The monitor dispute tied to millions of documents

The judge largely accepted the Justice Department’s position that Engelmayer, as the judge overseeing Maxwell’s case, had no authority to supervise the government’s compliance effort under the new law through the method the lawmakers proposed.

The filing at issue asked for immediate release of more than 2 million documents described as investigative materials. The judge’s ruling limited the lawmakers to other legal avenues rather than intervention in the criminal case itself.

DOJ says redactions are underway

The Justice Department told the court it has hundreds of lawyers reviewing records that have not yet been disclosed to determine what must be redacted, or blacked out, to protect the identities of hundreds of sex abuse victims. The Justice Department said that, so far, only about 12,000 documents have been made public.

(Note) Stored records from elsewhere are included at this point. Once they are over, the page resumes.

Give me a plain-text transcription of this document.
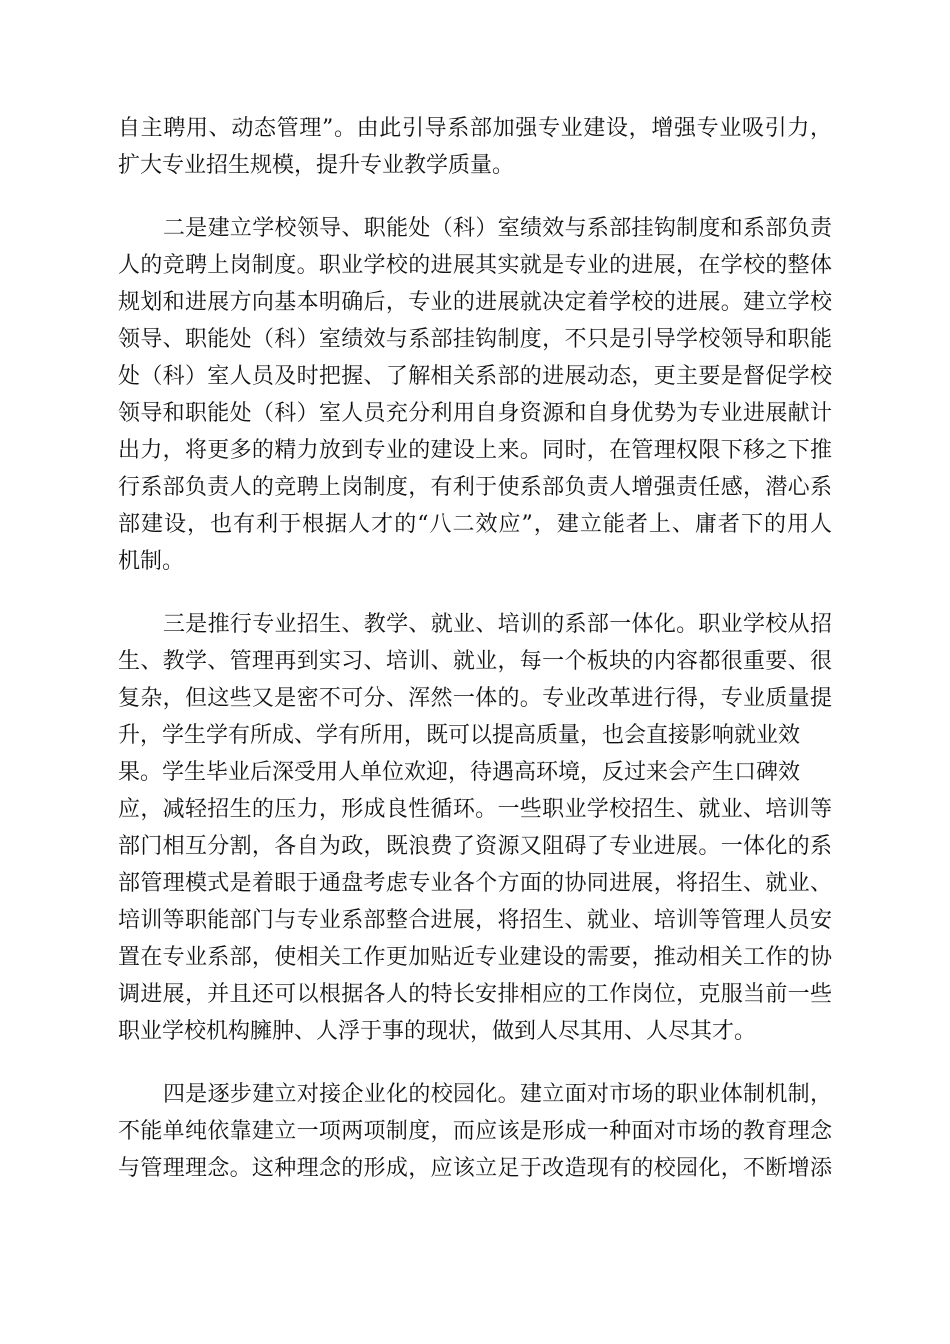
自主聘用、动态管理”。由此引导系部加强专业建设，增强专业吸引力，
扩大专业招生规模，提升专业教学质量。
二是建立学校领导、职能处（科）室绩效与系部挂钩制度和系部负责
人的竞聘上岗制度。职业学校的进展其实就是专业的进展，在学校的整体
规划和进展方向基本明确后，专业的进展就决定着学校的进展。建立学校
领导、职能处（科）室绩效与系部挂钩制度，不只是引导学校领导和职能
处（科）室人员及时把握、了解相关系部的进展动态，更主要是督促学校
领导和职能处（科）室人员充分利用自身资源和自身优势为专业进展献计
出力，将更多的精力放到专业的建设上来。同时，在管理权限下移之下推
行系部负责人的竞聘上岗制度，有利于使系部负责人增强责任感，潜心系
部建设，也有利于根据人才的“八二效应”，建立能者上、庸者下的用人
机制。
三是推行专业招生、教学、就业、培训的系部一体化。职业学校从招
生、教学、管理再到实习、培训、就业，每一个板块的内容都很重要、很
复杂，但这些又是密不可分、浑然一体的。专业改革进行得，专业质量提
升，学生学有所成、学有所用，既可以提高质量，也会直接影响就业效
果。学生毕业后深受用人单位欢迎，待遇高环境，反过来会产生口碑效
应，减轻招生的压力，形成良性循环。一些职业学校招生、就业、培训等
部门相互分割，各自为政，既浪费了资源又阻碍了专业进展。一体化的系
部管理模式是着眼于通盘考虑专业各个方面的协同进展，将招生、就业、
培训等职能部门与专业系部整合进展，将招生、就业、培训等管理人员安
置在专业系部，使相关工作更加贴近专业建设的需要，推动相关工作的协
调进展，并且还可以根据各人的特长安排相应的工作岗位，克服当前一些
职业学校机构臃肿、人浮于事的现状，做到人尽其用、人尽其才。
四是逐步建立对接企业化的校园化。建立面对市场的职业体制机制，
不能单纯依靠建立一项两项制度，而应该是形成一种面对市场的教育理念
与管理理念。这种理念的形成，应该立足于改造现有的校园化，不断增添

Engelmayer described the compliance question raised by Khanna and Massie as “undeniably important and timely,” reflecting that the lawmakers’ concerns about whether the department was complying with the law were pressing.

Deadline missed; no penalties in the statute

Congress set a Dec. 19 deadline for the Justice Department to release all of the files, and the department missed it. Engelmayer said that lawmakers are at liberty to use their legislative tools to improve oversight of the Justice Department, and he noted that the Epstein law contains no mechanisms or penalties to ensure compliance.

What Khanna said after the ruling

Khanna said in a statement that he and Massie appreciated Engelmayer’s response and attention to their request. He said the judge raised “legitimate concerns” about whether the Justice Department was complying with the law, and Khanna said, “We will continue to use every legal option to ensure the files are released and the survivors see justice.”

How Engelmayer inherited Maxwell’s case

Engelmayer said he inherited Maxwell’s case after trial judge Alison J. Nathan was appointed to the 2nd U.S. Circuit Court of Appeals. The judge said he had no authority to supervise the Justice Department’s compliance with the new law through the intervention the lawmakers requested.

Engelmayer also said he had received letters and emails from Epstein abuse survivors supporting the lawmakers’ call for a neutral overseer. Those communications expressed concern that the department would not comply with the statute, according to Engelmayer’s description in the ruling.

Maxwell’s sentence and the underlying conviction

Maxwell is serving a 20-year prison sentence after her December 2021 sex trafficking conviction. In that case, a jury found that Maxwell helped recruit girls for Epstein to abuse over the past quarter-century and also participated in some of the abuse.

Epstein died in a federal jail in New York in August 2019 while awaiting trial on sex trafficking charges, and the death was ruled a suicide.